Battlefield History Tours

Battlefield History Tours
Incorporating History and Heritage tours

Cathedrals and Abbeys of England on 9 September 2019


We awoke this morning to what would be a very wet day. Today we went further to the West to visit one of the youngest of the English Cathedral Cities, Truro. Nowhere in England are the early Celtic roots of Christianity so obvious with the profusion of local saints is Cornwell. In contrast to this the Cathedral Church of St Mary the Virgin, in Truro, has the distinction of being the first entirely new foundation since the Reformation. The consecration was performed in 1887 by Edward White Benson, who had moved 4 years earlier from being the first Bishop of Truro to the Archbishop of Canterbury. The building's position in the centre of this small Cornish City is unique among English Cathedrals and is a powerful focus for the County with its 3 strong spires.
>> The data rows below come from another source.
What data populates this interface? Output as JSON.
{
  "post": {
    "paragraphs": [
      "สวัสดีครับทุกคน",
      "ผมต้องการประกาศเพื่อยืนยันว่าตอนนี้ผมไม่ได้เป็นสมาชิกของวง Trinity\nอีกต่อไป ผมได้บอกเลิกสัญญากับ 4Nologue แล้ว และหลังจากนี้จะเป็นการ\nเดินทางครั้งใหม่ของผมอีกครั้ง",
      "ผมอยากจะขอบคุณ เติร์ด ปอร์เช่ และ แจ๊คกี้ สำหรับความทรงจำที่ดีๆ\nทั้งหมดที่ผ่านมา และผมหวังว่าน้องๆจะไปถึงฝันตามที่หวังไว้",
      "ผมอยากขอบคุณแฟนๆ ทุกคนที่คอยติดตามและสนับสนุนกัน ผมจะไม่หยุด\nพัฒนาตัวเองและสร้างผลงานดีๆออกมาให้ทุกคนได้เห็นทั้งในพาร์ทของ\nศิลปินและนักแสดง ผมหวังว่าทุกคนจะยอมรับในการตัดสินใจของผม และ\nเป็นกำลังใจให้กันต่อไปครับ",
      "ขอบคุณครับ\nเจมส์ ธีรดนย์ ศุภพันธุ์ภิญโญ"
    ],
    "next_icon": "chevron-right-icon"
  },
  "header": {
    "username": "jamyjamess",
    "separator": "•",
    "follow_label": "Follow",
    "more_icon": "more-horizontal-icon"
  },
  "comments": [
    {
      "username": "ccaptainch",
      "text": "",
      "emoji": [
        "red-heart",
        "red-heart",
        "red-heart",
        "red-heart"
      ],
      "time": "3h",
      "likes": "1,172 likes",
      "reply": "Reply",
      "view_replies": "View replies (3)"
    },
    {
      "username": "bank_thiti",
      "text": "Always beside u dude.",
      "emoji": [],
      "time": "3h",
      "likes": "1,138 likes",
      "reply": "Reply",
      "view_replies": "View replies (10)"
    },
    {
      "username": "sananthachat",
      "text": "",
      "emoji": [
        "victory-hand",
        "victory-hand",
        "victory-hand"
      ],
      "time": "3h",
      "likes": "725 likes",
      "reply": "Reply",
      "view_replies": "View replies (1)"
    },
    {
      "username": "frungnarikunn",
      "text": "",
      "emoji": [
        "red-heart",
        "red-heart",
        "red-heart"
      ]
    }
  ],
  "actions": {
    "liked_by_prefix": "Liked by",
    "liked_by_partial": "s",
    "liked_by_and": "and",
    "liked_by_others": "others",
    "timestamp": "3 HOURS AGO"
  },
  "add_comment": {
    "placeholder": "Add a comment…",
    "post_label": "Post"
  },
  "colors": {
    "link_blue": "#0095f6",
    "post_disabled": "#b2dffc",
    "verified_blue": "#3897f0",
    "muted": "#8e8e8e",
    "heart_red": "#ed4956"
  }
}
This is a Victorian Building and in fact could be revered to as a Colonial Building as Sydney, Melbourne and Brisbane Cathedrals were being built at the same time. Truro Cathedral was built because the diocese of Truro was formed, and it was the Parish Church of Truro that was selected to be transformed into the Cathedral as we see it now. The site was selected due to its location and the amount of land available for the building. Pearson, the Architect, had a vision of a cathedral in the Anglo-French style tucked into the heart of the city and using the south aisle of the mediaeval parish church of St Mary as the outer south aisle of the new cathedral choir. Fitting the cathedral into the city and not disrupting the local adjacent traders had caused a 6% bend halfway up the length of the cathedral.

This was the first new cathedral to be built in 500 years. The Foundation stone was laid in 1880 and the completed cathedral was consecrated in 1910. Cornwell is part of Celtic Europe with links to Celtic Christianity and as such that when an ancient monastery was closing in Brittany, the Monks donated a 700 years old statue depicting Mary holding Jesus as he was removed from the cross. This and another statue are the oldest items in the cathedral.

There is a magnificent font in the Baptistry which was paid for by the children at Sunday School and, their Sunday School teachers paid for the canopy above the font. The organ is from the 1700 period and due to the wonderful aesthetics does not need a heavy hand to operate it. Another special is the Victorian Glass Glazing Scheme that is followed by Melbourne's Cathedral.

The 3 aspects of this cathedral that make it so special are:

• Pearson's Architecture.
• The Stained-Glass Windows and
• Father Willis's Organ which is rated as one of the best organs in the world.

This was an excellent day visiting a truly beautiful cathedral. Tomorrow we stay in the are and visit Buckfast Abbey.